A pair of bills heard in two Texas House committees this week demonstrate opposing philosophies when it comes to incarcerating people for low-end property theft.
At Monday's Texas House Criminal Jurisprudence Committee hearing, state Rep. Gene Wu, a Houston Democrat, proposed
HB 760 making theft of packages delivered to someone's front porch an automatic state-jail felony, even if the value of the stolen items were just a few dollars. Wu said this was justified because going onto someone's porch was a particularly egregious invasion of privacy. State Rep. Andrew Murr suggested expanding the bill to make it a state-jail felony to steal anything out of someone's yard or driveway.
State-jail felonies are essentially Texas' version of a fourth-degree felony, punishable by 180 days to 2 years incarcerated, served day for day without parole, with fines up to $10,000. Under current law, thieves must steal $2,500 or more worth of goods to reach that threshold in Texas; below that, theft is a misdemeanor.
There are still pockets of particular types of theft scattered throughout Texas' criminal code exempted from the 2015 thresholds. E.g., it's still a state-jail felony to steal "less than 10 head of sheep, swine, or goats." So, steal a
couple of goats worth $40 apiece - which would be a Class C misdemeanor in terms of value - and it's an automatic felony. Switch price tags to reduce the price of a hammer at the hardware store - automatic Class A misdemeanor. Since the passage of Texas' new property-theft thresholds in 2015, legislators have continued the effort by applying them to additional theft types. E.g., in 2017, another bill by Konni Burton applied them to check forgery.
Just Liberty opposed HB 760 in committee and followed up this week walking around a handout to committee-members' offices opposing the bill. Our fear is that it would ramp up state imprisonment for property theft during an era when it's been rapidly declining.
Give our handout a read.
Porch piracy is a function of consumers seeking convenience. People want products delivered to their homes, and don't want to wait around the house to sign for them. But convenience can come with trade-offs, both in terms of consumer privacy and security. When commerce occurs in a commercially zoned location, retailers employ loss-prevention specialists and a certain amount of low-grade shoplifting is considered a cost of doing business. Move commerce to your front porch and no one should be surprised if consumers face the same low-grade theft problem witnessed at retailers.
Wu compared porch piracy to burglary of a habitation, saying if it were made a state-jail felony, police would take it more seriously and investigate. But home burglaries have among the lowest clearance rates of all index crimes, often in the 10-12 percent range. There's scant evidence making the punishment for such crimes harsher makes them any easier to solve.

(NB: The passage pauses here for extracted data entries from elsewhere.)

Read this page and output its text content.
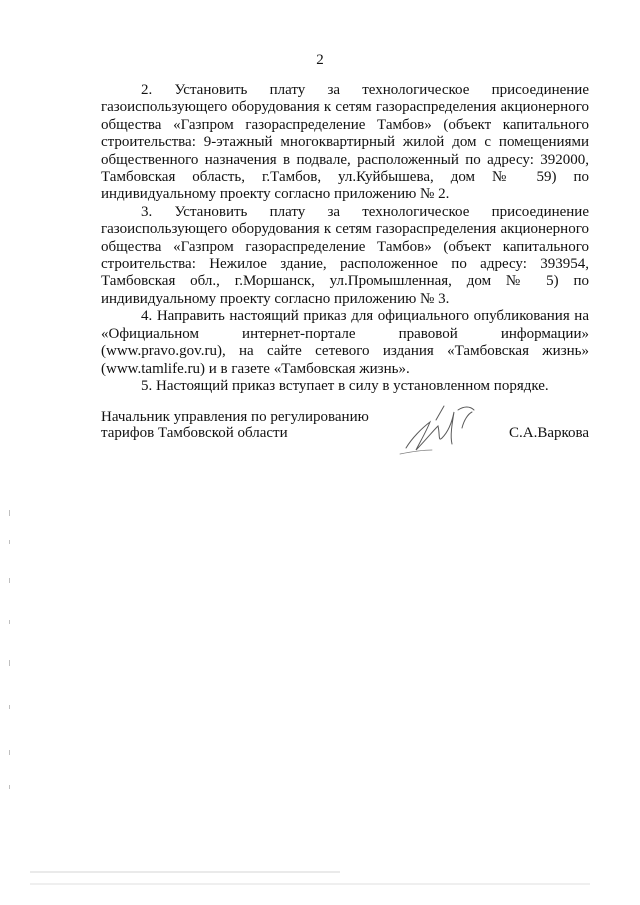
2

2. Установить плату за технологическое присоединение газоиспользующего оборудования к сетям газораспределения акционерного общества «Газпром газораспределение Тамбов» (объект капитального строительства: 9-этажный многоквартирный жилой дом с помещениями общественного назначения в подвале, расположенный по адресу: 392000, Тамбовская область, г.Тамбов, ул.Куйбышева, дом № 59) по индивидуальному проекту согласно приложению № 2.

3. Установить плату за технологическое присоединение газоиспользующего оборудования к сетям газораспределения акционерного общества «Газпром газораспределение Тамбов» (объект капитального строительства: Нежилое здание, расположенное по адресу: 393954, Тамбовская обл., г.Моршанск, ул.Промышленная, дом № 5) по индивидуальному проекту согласно приложению № 3.

4. Направить настоящий приказ для официального опубликования на «Официальном интернет-портале правовой информации» (www.pravo.gov.ru), на сайте сетевого издания «Тамбовская жизнь» (www.tamlife.ru) и в газете «Тамбовская жизнь».

5. Настоящий приказ вступает в силу в установленном порядке.

Начальник управления по регулированию
тарифов Тамбовской области	С.А.Варкова
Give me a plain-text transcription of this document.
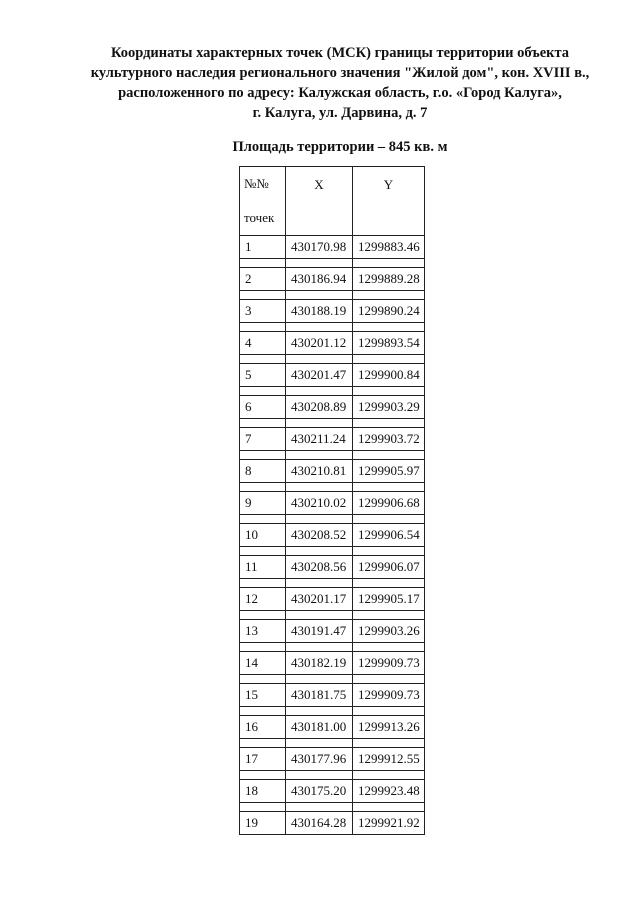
Координаты характерных точек (МСК) границы территории объекта
культурного наследия регионального значения "Жилой дом", кон. XVIII в.,
расположенного по адресу: Калужская область, г.о. «Город Калуга»,
г. Калуга, ул. Дарвина, д. 7
Площадь территории – 845 кв. м
№№
точек	X	Y

1	430170.98	1299883.46

2	430186.94	1299889.28

3	430188.19	1299890.24

4	430201.12	1299893.54

5	430201.47	1299900.84

6	430208.89	1299903.29

7	430211.24	1299903.72

8	430210.81	1299905.97

9	430210.02	1299906.68

10	430208.52	1299906.54

11	430208.56	1299906.07

12	430201.17	1299905.17

13	430191.47	1299903.26

14	430182.19	1299909.73

15	430181.75	1299909.73

16	430181.00	1299913.26

17	430177.96	1299912.55

18	430175.20	1299923.48

19	430164.28	1299921.92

There's also no evidence to support his inference that public pressure couldn't convince police to change their priorities and investigate porch-piracy incidents, especially as cameras proliferate, making them easier to pursue. IRL, police are remarkably responsive to such pressure. Maybe not in every instance, but in aggregate, for sure.
By contrast, in the Business and Industry Committee on Tuesday, Rep. Matt Shaheen, a Plano Republican, proposed legislation Just Liberty supported,
HB 427, which would apply the property-theft thresholds to theft involving price-tag switching. This is a less-frequently seen brand of shoplifting, essentially, which occasionally can
reach grandiose levels but is more often an impulse crime committed in a moment of human weakness.
Presently, price-tag switching on low-value items garners an automatic Class A misdemeanor, punishable by up to a year in county jail and a $4,000 fine. Shaheen's bill applies the property-theft thresholds
Texas passed in 2015 to such crimes, so that the theft only becomes a Class A misdemeanor if the person is stealing more than $750. Remarkably, the bill faced no opposition in committee.
This blog has opposed criminal-penalty enhancements for more than a decade, and in recent years we've seen new allies step up like the Texas Public Policy Foundation criticizing the idea that criminal-penalty enhancements are a one-size-fits-all policy response to any objectionable behavior. Juxtaposing these two pieces of legislation provides a good demonstration of 2019 public-policy debates in Texas regarding punishment of property theft.
Shaheen's bill continues efforts to reduce incarceration for low-level theft begun by Republican state Sen. Konni Burton, who was ousted by Democrat Beverly Powell last November.
By contrast, Wu's HB 760 evinces an old-school, tuff-on-crime mindset: Don't like a petty but annoying behavior? Throw government resources at the problem till it goes away. (And then, pretend you're surprised when the behavior inevitably persists.)
To be fair, Wu has supported other criminal-justice reform legislation in the past, particularly on juvenile matters. But the last thing Texas needs is a new law filling up prisons for low-grade property theft. Shaheen's approach makes more sense. Legislators shouldn't begin carving out exceptions to property-theft thresholds just two sessions after enacting them. Consolidating all the various brands of theft to apply the thresholds across the board is the better approach.